PrintHealthy Blueberry and Banana Smoothie
- Total Time: 5 - 10 minutes
- Yield: 2 Large or 3 Small
- Diet: Vegetarian
Description
Start your day right with our refreshing and nutritious Healthy Blueberry and Banana Smoothie . Packed with essential nutrients and bursting with flavor, this quick and easy smoothie is perfect for busy mornings or as an easy way to enjoy a satisfying snack any time of day.
Ingredients
½ cup Milk of your choice (we use almond milk)
½ cup Greek Yogurt (or dairy alternative)
1 Banana, quartered
1 tablespoon Almond Butter
2 cups Frozen Blueberries
Instructions
1. Add all the smoothie ingredients into a blender jug.
2. Blend until smooth.
3. Divide between two glasses and enjoy!
Notes
Chef’s Tip: When adding ingredients to the blender, start with the liquids,then soft fruits or vegetables, then green, then frozen fruits and ice, then powders, seeds, etc. This makes it a little bit easier on your blender especially if you don’t have a super high-powered blender.
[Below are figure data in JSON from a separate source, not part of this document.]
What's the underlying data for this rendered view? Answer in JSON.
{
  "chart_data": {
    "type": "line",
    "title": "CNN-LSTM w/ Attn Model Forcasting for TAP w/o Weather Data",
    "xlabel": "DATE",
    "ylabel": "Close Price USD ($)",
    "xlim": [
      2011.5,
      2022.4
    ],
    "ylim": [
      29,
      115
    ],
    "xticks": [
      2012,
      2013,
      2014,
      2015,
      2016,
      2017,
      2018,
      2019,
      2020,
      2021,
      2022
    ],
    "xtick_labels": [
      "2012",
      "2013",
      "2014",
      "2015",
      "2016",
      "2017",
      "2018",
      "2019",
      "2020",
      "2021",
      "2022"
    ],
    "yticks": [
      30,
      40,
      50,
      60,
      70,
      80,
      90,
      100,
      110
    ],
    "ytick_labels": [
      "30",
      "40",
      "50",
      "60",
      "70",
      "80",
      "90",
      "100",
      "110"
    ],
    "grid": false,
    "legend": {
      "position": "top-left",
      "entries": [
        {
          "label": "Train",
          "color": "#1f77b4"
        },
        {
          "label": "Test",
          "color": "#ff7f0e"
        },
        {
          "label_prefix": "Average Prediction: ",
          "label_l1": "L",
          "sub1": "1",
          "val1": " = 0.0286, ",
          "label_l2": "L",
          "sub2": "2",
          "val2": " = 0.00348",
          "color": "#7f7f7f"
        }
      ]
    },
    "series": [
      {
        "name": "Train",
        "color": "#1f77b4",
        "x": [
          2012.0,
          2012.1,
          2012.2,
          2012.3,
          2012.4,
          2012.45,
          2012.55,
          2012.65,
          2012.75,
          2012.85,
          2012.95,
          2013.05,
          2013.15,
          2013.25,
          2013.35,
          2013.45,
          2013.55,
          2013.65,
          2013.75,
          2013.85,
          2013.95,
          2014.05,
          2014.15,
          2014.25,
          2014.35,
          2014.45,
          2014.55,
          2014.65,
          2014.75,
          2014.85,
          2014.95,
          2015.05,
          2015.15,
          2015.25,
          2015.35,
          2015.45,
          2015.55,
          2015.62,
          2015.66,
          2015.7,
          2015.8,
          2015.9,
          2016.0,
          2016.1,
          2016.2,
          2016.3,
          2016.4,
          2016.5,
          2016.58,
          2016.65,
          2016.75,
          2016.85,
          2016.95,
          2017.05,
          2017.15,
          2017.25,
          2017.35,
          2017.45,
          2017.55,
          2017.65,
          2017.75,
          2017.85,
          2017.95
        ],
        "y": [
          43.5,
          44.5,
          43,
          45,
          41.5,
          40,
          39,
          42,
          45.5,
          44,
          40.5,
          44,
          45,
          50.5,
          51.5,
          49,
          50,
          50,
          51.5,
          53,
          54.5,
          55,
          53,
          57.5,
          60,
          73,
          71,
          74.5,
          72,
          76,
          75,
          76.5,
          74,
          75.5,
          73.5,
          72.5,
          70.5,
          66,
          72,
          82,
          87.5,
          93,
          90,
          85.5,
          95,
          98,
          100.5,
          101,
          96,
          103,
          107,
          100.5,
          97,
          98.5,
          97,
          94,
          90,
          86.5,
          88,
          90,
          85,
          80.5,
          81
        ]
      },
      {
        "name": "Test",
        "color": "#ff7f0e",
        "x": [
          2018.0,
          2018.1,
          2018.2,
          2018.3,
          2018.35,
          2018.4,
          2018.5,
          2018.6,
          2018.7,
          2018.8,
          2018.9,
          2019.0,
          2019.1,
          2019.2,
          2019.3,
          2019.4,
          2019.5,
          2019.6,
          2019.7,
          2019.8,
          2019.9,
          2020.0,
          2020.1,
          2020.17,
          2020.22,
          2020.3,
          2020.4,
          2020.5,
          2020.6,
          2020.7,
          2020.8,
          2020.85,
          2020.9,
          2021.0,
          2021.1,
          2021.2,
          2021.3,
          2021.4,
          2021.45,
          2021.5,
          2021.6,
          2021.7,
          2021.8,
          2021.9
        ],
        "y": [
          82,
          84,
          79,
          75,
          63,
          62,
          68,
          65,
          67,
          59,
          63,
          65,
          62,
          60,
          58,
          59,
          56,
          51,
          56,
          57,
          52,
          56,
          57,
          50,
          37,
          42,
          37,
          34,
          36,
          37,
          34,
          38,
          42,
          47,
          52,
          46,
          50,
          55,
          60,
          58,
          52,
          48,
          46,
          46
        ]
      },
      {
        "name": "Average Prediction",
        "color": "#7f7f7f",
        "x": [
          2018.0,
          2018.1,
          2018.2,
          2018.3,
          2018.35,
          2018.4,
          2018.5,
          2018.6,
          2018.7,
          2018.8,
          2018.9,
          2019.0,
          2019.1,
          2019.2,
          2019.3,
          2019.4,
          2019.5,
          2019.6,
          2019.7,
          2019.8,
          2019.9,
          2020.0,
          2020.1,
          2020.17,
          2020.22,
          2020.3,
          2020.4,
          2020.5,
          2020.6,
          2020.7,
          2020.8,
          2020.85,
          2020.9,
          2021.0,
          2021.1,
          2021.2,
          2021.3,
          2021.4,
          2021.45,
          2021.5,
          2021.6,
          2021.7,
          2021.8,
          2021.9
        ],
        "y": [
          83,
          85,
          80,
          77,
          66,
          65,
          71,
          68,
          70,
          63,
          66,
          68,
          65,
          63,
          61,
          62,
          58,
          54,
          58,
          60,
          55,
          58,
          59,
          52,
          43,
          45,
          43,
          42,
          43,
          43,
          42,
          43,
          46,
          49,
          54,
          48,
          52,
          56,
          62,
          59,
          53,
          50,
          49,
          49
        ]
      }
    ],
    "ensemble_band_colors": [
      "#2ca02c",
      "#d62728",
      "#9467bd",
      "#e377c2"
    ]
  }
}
Storage Instructions: Fridge Storage (1 - 2 Days) - Best enjoyed fresh, as fruits start oxidizing and losing nutritional value quickly. For optimal freshness, consume within a day or maximum two, or opt to freeze instead. Freezer Storage (Up to 3 Months) - For longer preservation, freeze the leftover smoothie . It can be stored effectively in the freezer in mason jars for up to three months without significant loss of taste or nutritional value.
- Prep Time: 5 - 10 minutes
- Category: Smoothies
- Method: Blending
- Cuisine: Mediterranean
Nutrition
- Serving Size: 1 serving
- Calories: 260
- Sugar: 23.5 g
- Sodium: 74.1 mg
- Fat: 9.9 g
- Carbohydrates: 37.1 g
- Protein: 9.8 g
- Cholesterol: 9.3 mg
The nutrition is an estimate only. It was calculated using Nutrifox, an online nutrition calculator.